Doctors wanted to remove the eye within a month of the accident because that lessens the chance of losing sight in the other eye. So, it was off to UW Hospital in Madison, where she had the eye removed, but the process of healing and dealing with the loss seems to have started from almost the first day.
Sager was by her friend's side from the outset and says that high hopes and good humor were always the order of the day.
"She was like, what can you do, move on. She was not going to let anything keep her down. It was as if nothing ever happened," Sager says.
"We would joke about it constantly, and I thought she would say, 'C'mon guys, give it a rest.' But it just got funnier and funnier. I think it helps everyone deal with it. If you're laughing about it, you're not dwelling on it."
Tatro recalls getting a Halloween gift basket from the Vardas that contained chocolate balls wrapped to look like eyeballs. The coach believes that humor was the family's way of coping and putting everyone else at ease with the situation.
"It all started with Amy, and her parents have also been extremely supportive," Tatro says. "I think they get their strength from how Amy has reacted."
Varda's mother, a nurse, stayed with her during the Fall Term as she adjusted to life with one eye. The family also expresses gratitude to Dean of Students Nancy Truesdell for all the help she gave in getting Varda set for her return to class.
Varda quickly learned that Lawrence can be a tight-knit community, in the best sense, because everyone suddenly seemed to know who she was.
"Everybody knew," she says. "If they didn't know, they asked and figured it out. People would say, 'You're Amy, right?' I didn't feel as if I was being stared at or anything, and that made it easier."
Some things would be tougher, like learning to pour a glass of milk.

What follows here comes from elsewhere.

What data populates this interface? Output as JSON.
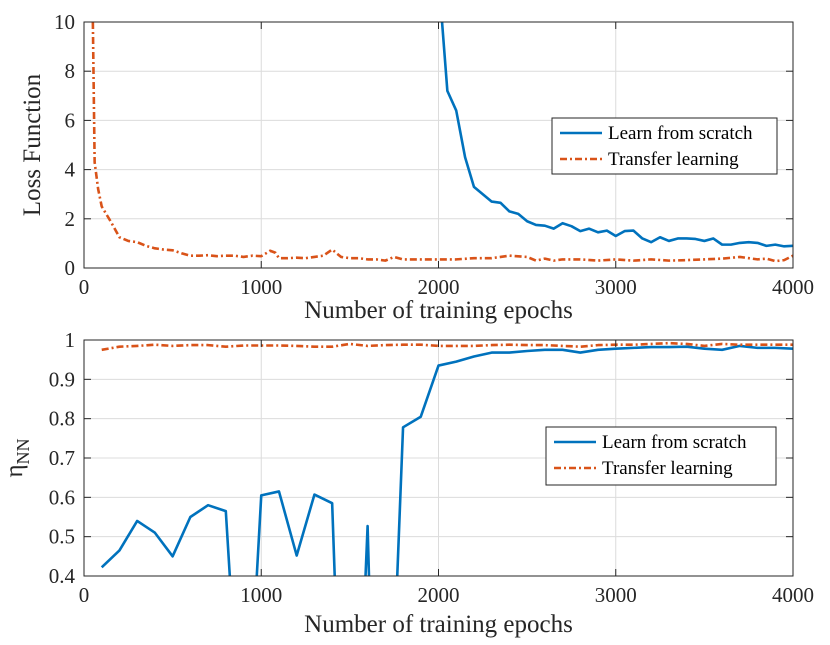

"I had horrible depth perception," she says. "The first time I went to pour myself a glass of milk, I totally missed. It went all over my feet."
Once she began conquering small obstacles every day, the big stumbling block of returning to softball still loomed. Varda and her teammates started small, tossing a soft, fluffy ball around the apartment. She began working out under the supervision of Lawrence's head certified athletic trainer and assistant softball coach, Erin Buenzli. By the time softball practice started in February, Varda was set to go, including protective eyewear that she now uses both on the field and off.
"There was no fear in her," Tatro says. "A lot of people say, 'When you play afraid, you get hurt.' I don't worry about that with her, because she's not afraid. I'm probably more cautious and fearful than she will ever be.
"She still has the same air about her. It makes you really proud. It would be easy for her not to do this, but she's been an inspiration for other people on the team."
But, just how does a one-eyed pitcher find success? Varda says it really wasn't that difficult.
"It all came back very naturally. I didn't really have to re-learn anything."
She admits that her pitching style never involved a hard focus on the catcher's mitt (something coaches always took her to task for) but rather on the placement of her left foot in relation to home plate.
"The pitch is called, and I know where it's supposed to go," she says. "I could throw the pitch with my eyes closed."
Varda took the mound for the team's second game of the season and hasn't looked back, ending the season as one of the team's top two pitchers.
Which just proves that she took to heart the gift she received from the Department of Athletics: a vase filled with lemons and a card that said, "When life hands you lemons, make lemonade."